Bangalore: The Union government-owned Kandla port on India’s western coast has invited so called expressions of interest from private firms to develop integrated port facilities at its satellite port at Vadinar.
With a water depth of 34m, roughly twice that at many ports in the country, Vadinar can handle big cargo ships including very large crude tankers, ultra large crude tankers, mega container ships, big dry bulk and liquid bulk carriers with ease.
The move will likely aggravate a two-decade-long dispute between the Union government and the state government of Gujarat over Vadinar.
Vadinar, a part of Gujarat’s Salaya port, was taken over by the Centre in 1978 and brought under the limits of Kandla port to set up India’s first offshore oil terminal designed to handle crude oil imported by state-run Indian Oil Corp. Ltd or IOC to feed its refineries at Koyali in Gujarat and Mathura in Uttar Pradesh.
A gazette notification to formalize the transfer of Vadinar to Kandla port was issued by both the Centre and the state government on 5 May 1978.
Since 1988, successive governments in Gujarat have urged the Centre to de-link Vadinar from the limits of Kandla port and hand it back to the state. The Union shipping ministry has made it clear that it had no intention of returning Vadinar port to Gujarat.
Kandla’s recent invitations of expressions of interest to set up facilities to handle dry bulk, liquid bulk, containers, and a bunkering (ship fuel) complex and shipbuilding and repair facilities at Vadinar is contrary to a condition that the Centre would use it only for handling crude oil cargo, said officials in Gujarat Maritime Board, the state’s maritime regulator, who did not want to be identified. Mint could not independently verify this claim.
Officials at Kandla port are contesting this claim of the Gujarat government.
“If such a condition was there in the agreement, then the Essar Group would not have set up a jetty to ship products coming out if its 10-million-tonne refinery at Vadinar,” said an official, seeking anonymity given the sensitive nature of the issue.

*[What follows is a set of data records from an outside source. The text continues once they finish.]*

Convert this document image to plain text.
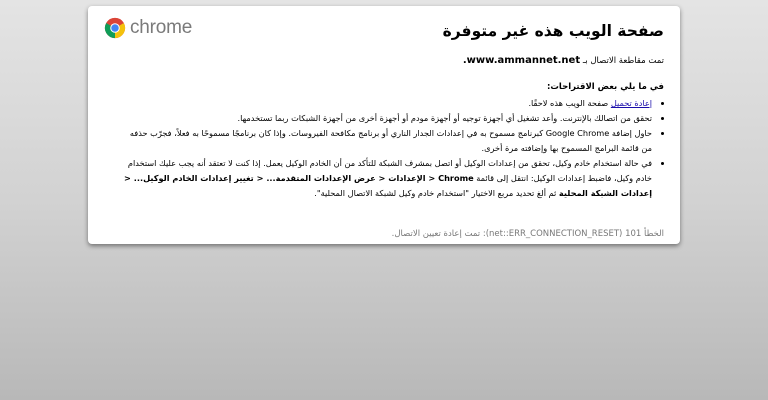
chrome	صفحة الويب هذه غير متوفرة
تمت مقاطعة الاتصال بـ www.ammannet.net.
في ما يلي بعض الاقتراحات:
• إعادة تحميل صفحة الويب هذه لاحقًا.
• تحقق من اتصالك بالإنترنت. وأعد تشغيل أي أجهزة توجيه أو أجهزة مودم أو أجهزة أخرى من أجهزة الشبكات ربما تستخدمها.
• حاول إضافة Google Chrome كبرنامج مسموح به في إعدادات الجدار الناري أو برنامج مكافحة الفيروسات. وإذا كان برنامجًا مسموحًا به فعلاً، فجرّب حذفه من قائمة البرامج المسموح بها وإضافته مرة أخرى.
• في حالة استخدام خادم وكيل، تحقق من إعدادات الوكيل أو اتصل بمشرف الشبكة للتأكد من أن الخادم الوكيل يعمل. إذا كنت لا تعتقد أنه يجب عليك استخدام خادم وكيل، فاضبط إعدادات الوكيل: انتقل إلى قائمة Chrome < الإعدادات < عرض الإعدادات المتقدمة... < تغيير إعدادات الخادم الوكيل... < إعدادات الشبكة المحلية ثم ألغ تحديد مربع الاختيار "استخدام خادم وكيل لشبكة الاتصال المحلية".
الخطأ 101 (net::ERR_CONNECTION_RESET): تمت إعادة تعيين الاتصال.
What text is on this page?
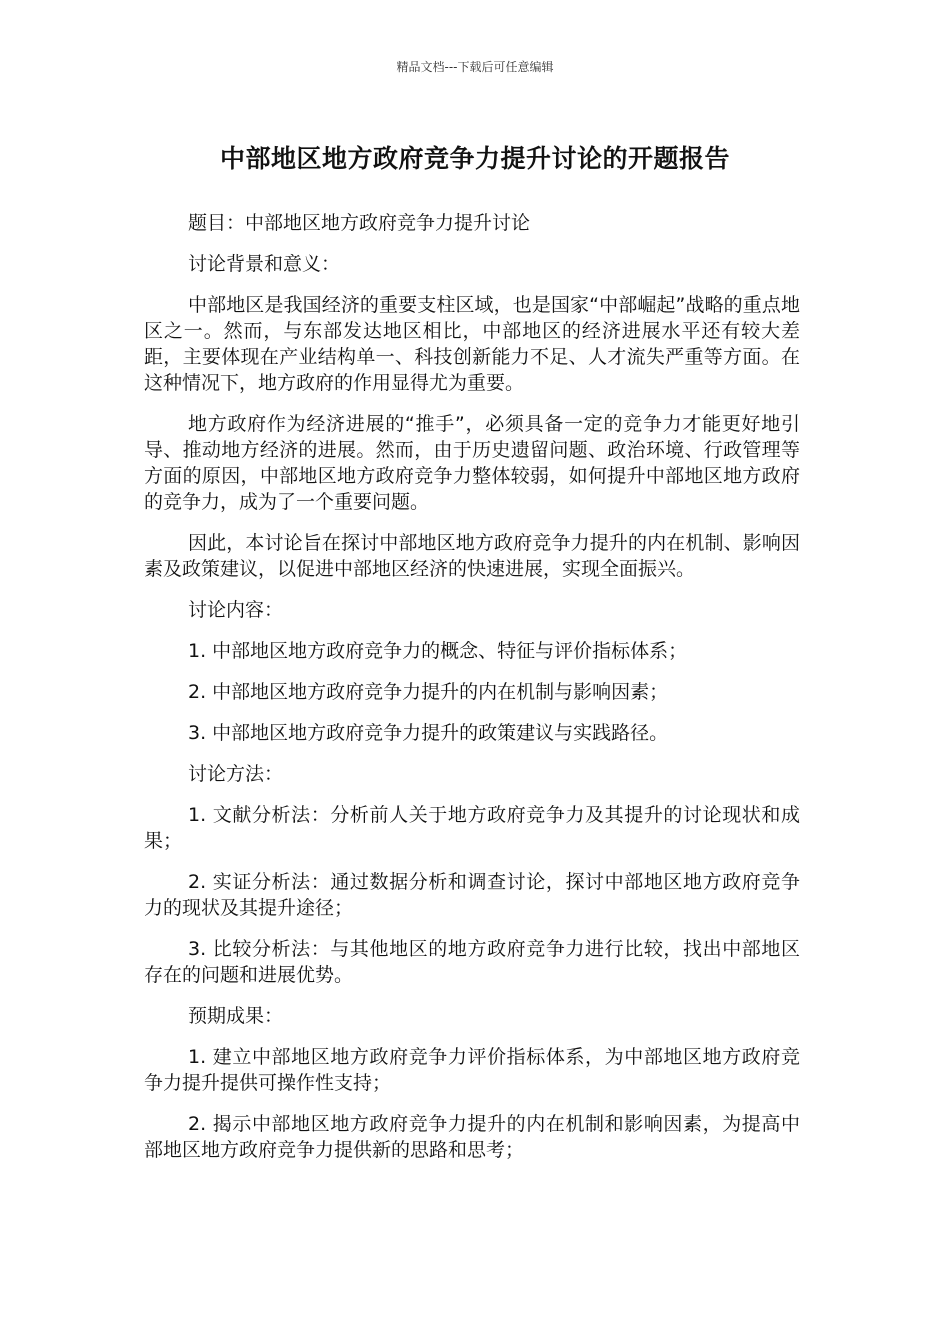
精品文档---下载后可任意编辑
中部地区地方政府竞争力提升讨论的开题报告

题目：中部地区地方政府竞争力提升讨论

讨论背景和意义：

中部地区是我国经济的重要支柱区域，也是国家“中部崛起”战略的重点地区之一。然而，与东部发达地区相比，中部地区的经济进展水平还有较大差距，主要体现在产业结构单一、科技创新能力不足、人才流失严重等方面。在这种情况下，地方政府的作用显得尤为重要。

地方政府作为经济进展的“推手”，必须具备一定的竞争力才能更好地引导、推动地方经济的进展。然而，由于历史遗留问题、政治环境、行政管理等方面的原因，中部地区地方政府竞争力整体较弱，如何提升中部地区地方政府的竞争力，成为了一个重要问题。

因此，本讨论旨在探讨中部地区地方政府竞争力提升的内在机制、影响因素及政策建议，以促进中部地区经济的快速进展，实现全面振兴。

讨论内容：

1. 中部地区地方政府竞争力的概念、特征与评价指标体系；

2. 中部地区地方政府竞争力提升的内在机制与影响因素；

3. 中部地区地方政府竞争力提升的政策建议与实践路径。

讨论方法：

1. 文献分析法：分析前人关于地方政府竞争力及其提升的讨论现状和成果；

2. 实证分析法：通过数据分析和调查讨论，探讨中部地区地方政府竞争力的现状及其提升途径；

3. 比较分析法：与其他地区的地方政府竞争力进行比较，找出中部地区存在的问题和进展优势。

预期成果：

1. 建立中部地区地方政府竞争力评价指标体系，为中部地区地方政府竞争力提升提供可操作性支持；

2. 揭示中部地区地方政府竞争力提升的内在机制和影响因素，为提高中部地区地方政府竞争力提供新的思路和思考；
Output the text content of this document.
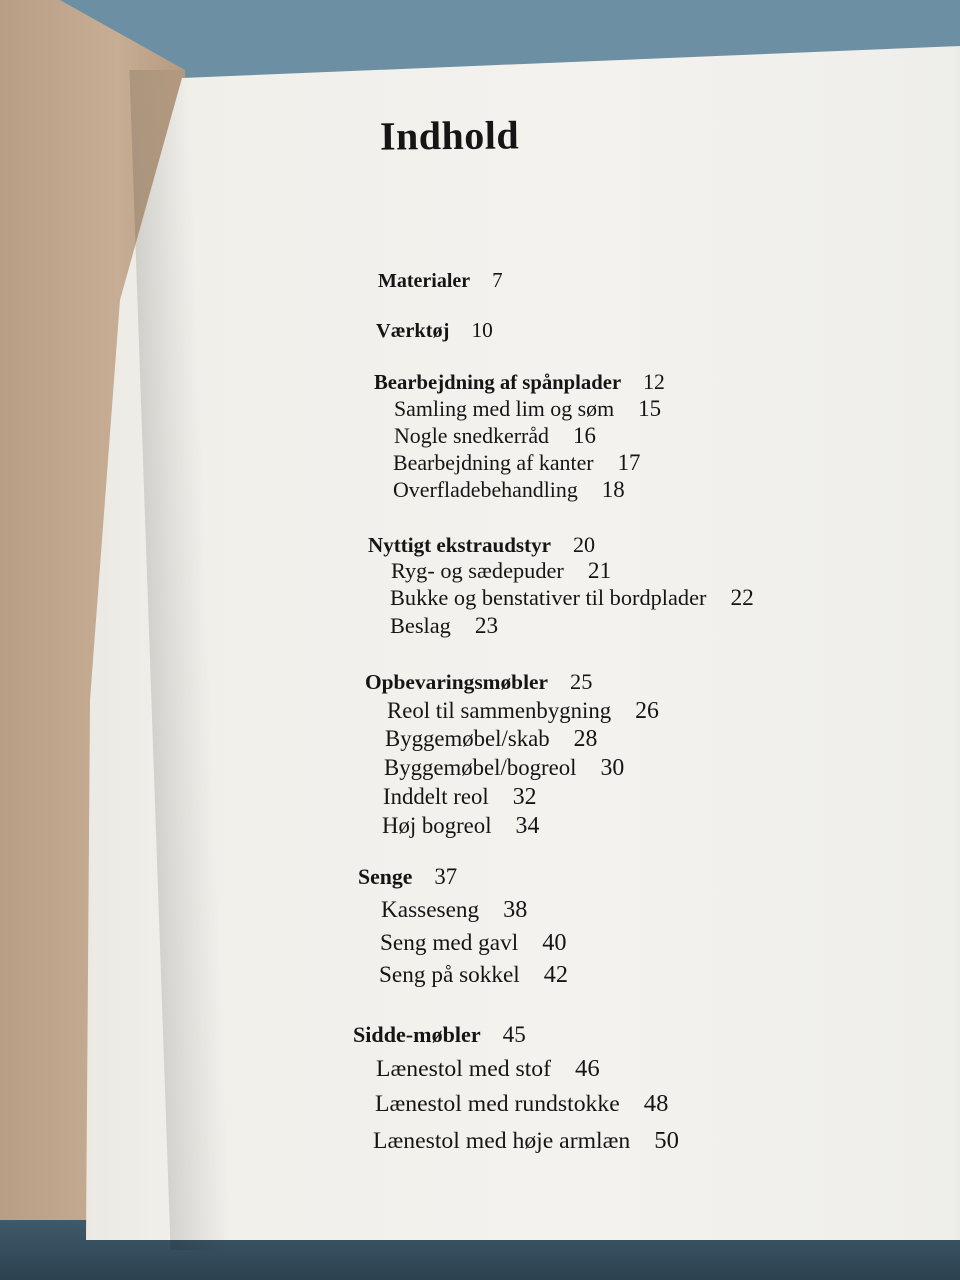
Indhold
Materialer 7
Værktøj 10
Bearbejdning af spånplader 12
Samling med lim og søm 15
Nogle snedkerråd 16
Bearbejdning af kanter 17
Overfladebehandling 18
Nyttigt ekstraudstyr 20
Ryg- og sædepuder 21
Bukke og benstativer til bordplader 22
Beslag 23
Opbevaringsmøbler 25
Reol til sammenbygning 26
Byggemøbel/skab 28
Byggemøbel/bogreol 30
Inddelt reol 32
Høj bogreol 34
Senge 37
Kasseseng 38
Seng med gavl 40
Seng på sokkel 42
Sidde-møbler 45
Lænestol med stof 46
Lænestol med rundstokke 48
Lænestol med høje armlæn 50
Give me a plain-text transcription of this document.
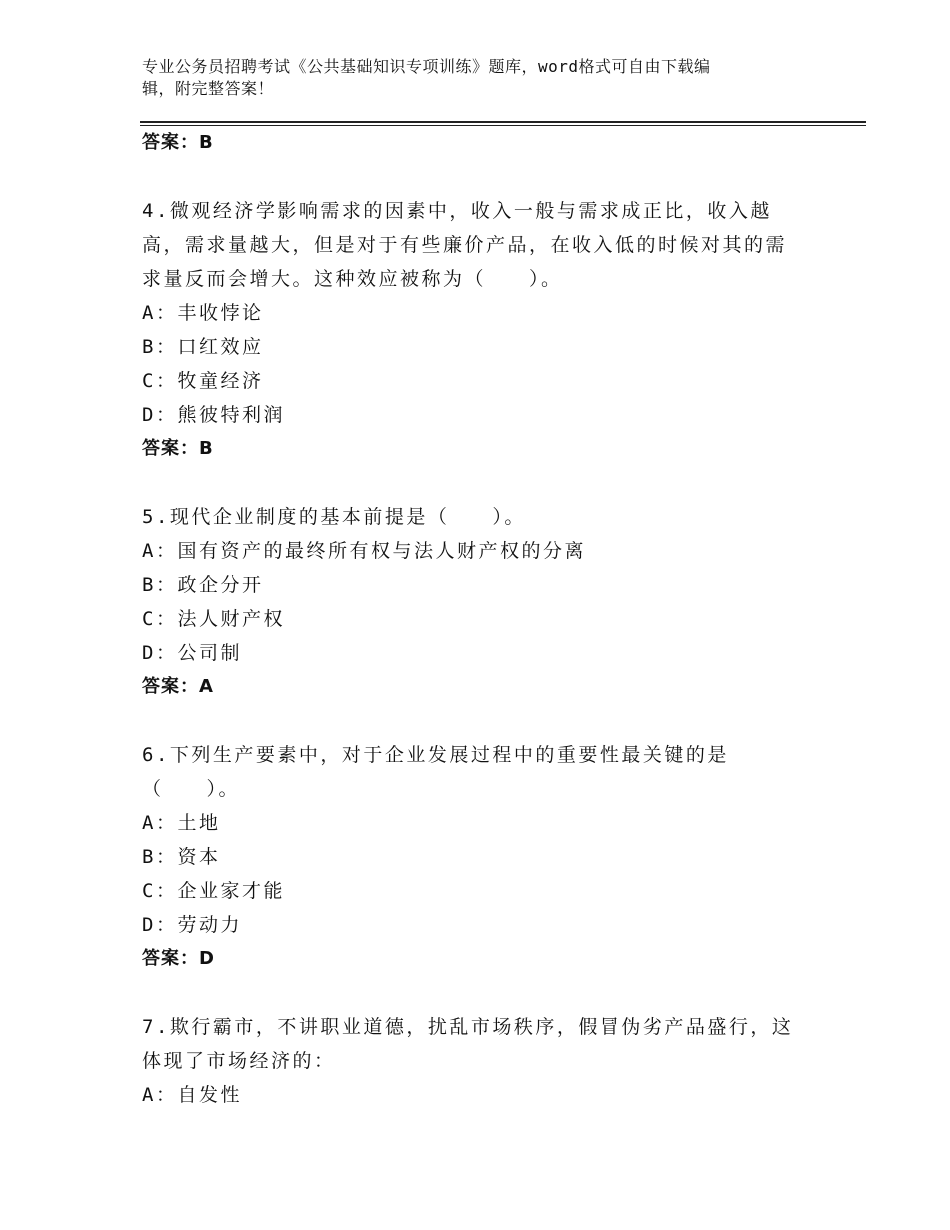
专业公务员招聘考试《公共基础知识专项训练》题库，word格式可自由下载编
辑，附完整答案！
答案：B
4.微观经济学影响需求的因素中，收入一般与需求成正比，收入越
高，需求量越大，但是对于有些廉价产品，在收入低的时候对其的需
求量反而会增大。这种效应被称为（　　）。
A：丰收悖论
B：口红效应
C：牧童经济
D：熊彼特利润
答案：B
5.现代企业制度的基本前提是（　　）。
A：国有资产的最终所有权与法人财产权的分离
B：政企分开
C：法人财产权
D：公司制
答案：A
6.下列生产要素中，对于企业发展过程中的重要性最关键的是
（　　）。
A：土地
B：资本
C：企业家才能
D：劳动力
答案：D
7.欺行霸市，不讲职业道德，扰乱市场秩序，假冒伪劣产品盛行，这
体现了市场经济的：
A：自发性
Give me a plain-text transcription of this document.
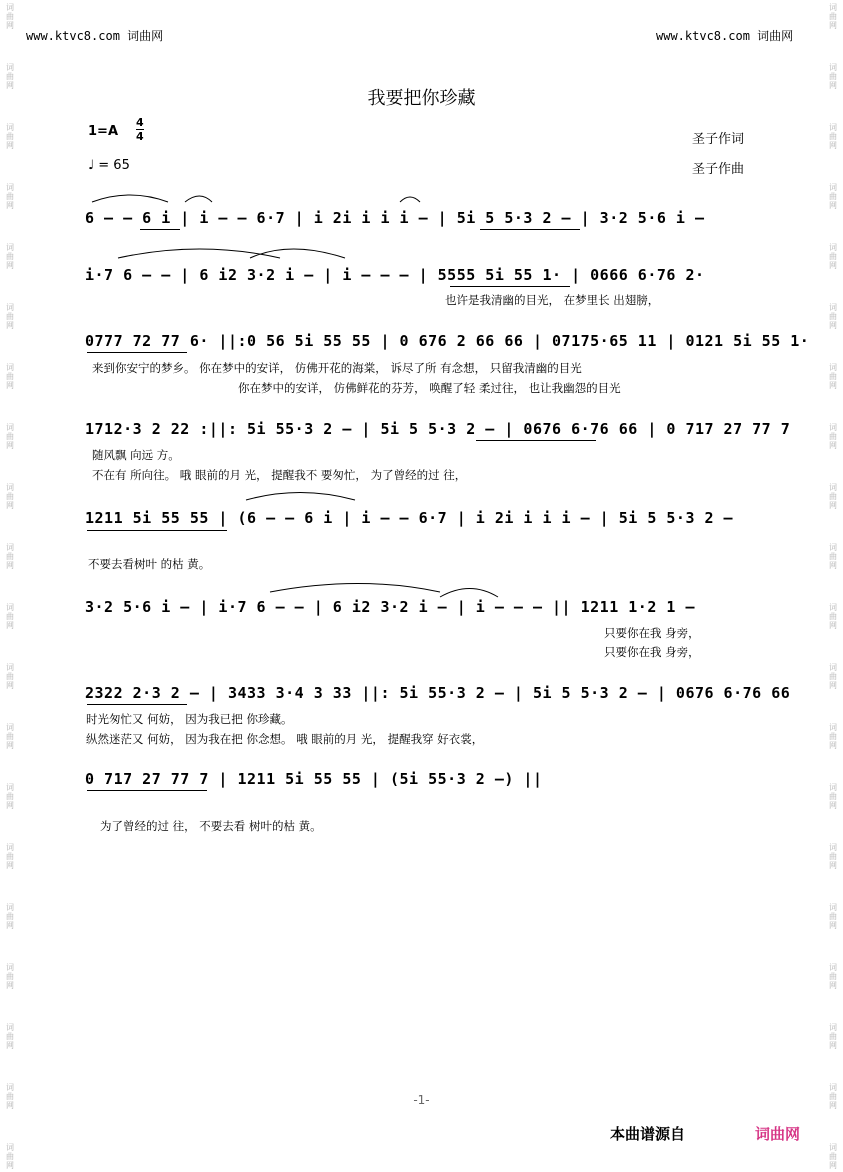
词
曲
网
词
曲
网
词
曲
网
词
曲
网
词
曲
网
词
曲
网
词
曲
网
词
曲
网
词
曲
网
词
曲
网
词
曲
网
词
曲
网
词
曲
网
词
曲
网
词
曲
网
词
曲
网
词
曲
网
词
曲
网
词
曲
网
词
曲
网
词
曲
网
词
曲
网
词
曲
网
词
曲
网
词
曲
网
词
曲
网
词
曲
网
词
曲
网
词
曲
网
词
曲
网
词
曲
网
词
曲
网
词
曲
网
词
曲
网
词
曲
网
词
曲
网
词
曲
网
词
曲
网
词
曲
网
词
曲
网
www.ktvc8.com 词曲网	www.ktvc8.com 词曲网
我要把你珍藏
1=A
4
4
♩ = 65
圣子作词
圣子作曲
6 – – 6 i | i – – 6·7 | i 2i i i i – | 5i 5 5·3 2 – | 3·2 5·6 i –
i·7 6 – – | 6 i2 3·2 i – | i – – – | 5555 5i 55 1· | 0666 6·76 2·
也许是我清幽的目光， 在梦里长 出翅膀，
0777 72 77 6· ||:0 56 5i 55 55 | 0 676 2 66 66 | 07175·65 11 | 0121 5i 55 1·
来到你安宁的梦乡。 你在梦中的安详， 仿佛开花的海棠， 诉尽了所 有念想， 只留我清幽的目光
你在梦中的安详， 仿佛鲜花的芬芳， 唤醒了轻 柔过往， 也让我幽怨的目光
1712·3 2 22 :||: 5i 55·3 2 – | 5i 5 5·3 2 – | 0676 6·76 66 | 0 717 27 77 7
随风飘 向远 方。
不在有 所向往。 哦 眼前的月 光， 提醒我不 要匆忙， 为了曾经的过 往，
1211 5i 55 55 | (6 – – 6 i | i – – 6·7 | i 2i i i i – | 5i 5 5·3 2 –
不要去看树叶 的枯 黄。
3·2 5·6 i – | i·7 6 – – | 6 i2 3·2 i – | i – – – || 1211 1·2 1 –
只要你在我 身旁，
只要你在我 身旁，
2322 2·3 2 – | 3433 3·4 3 33 ||: 5i 55·3 2 – | 5i 5 5·3 2 – | 0676 6·76 66
时光匆忙又 何妨， 因为我已把 你珍藏。
纵然迷茫又 何妨， 因为我在把 你念想。 哦 眼前的月 光， 提醒我穿 好衣裳，
0 717 27 77 7 | 1211 5i 55 55 | (5i 55·3 2 –) ||
为了曾经的过 往， 不要去看 树叶的枯 黄。
-1-
本曲谱源自	词曲网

Vadinar is key to the fortunes of Kandla, India’s biggest port by cargo handled last year. More than 50% of some 64.98 million tonnes (mt) of cargo handled at Kandla through March is contributed by Vadinar. The satellite port handled some 36mt of crude oil and products, accounting for about 30% of the revenues of Kandla port.
IOC imports about 22mt of crude a year through Vadinar while Essar ships another 10mt a year, which will increase after it completes a planned expansion of its refinery to 30mt a year. A second product jetty being constructed by Essar at Vadinar will start operations by December 2009.
To get a share of the business from Vadinar, the state government had proposed last year that the Gujarat Maritime Board could team up with Kandla port to develop non-crude cargo handling facilities at Vadinar.
An industry executive said the new Vadinar project may get delayed or even fail to materialize as it needs environmental approvals from the state government. “It is possible that Gujarat may create hurdles to the project,” he said, preferring anonymity. Essar, he said, had to approach the Supreme Court to get its first jetty project cleared after a stay granted by the Gujarat high court on a public interest litigation. The jetty opened in December 2006, more than three years behind schedule.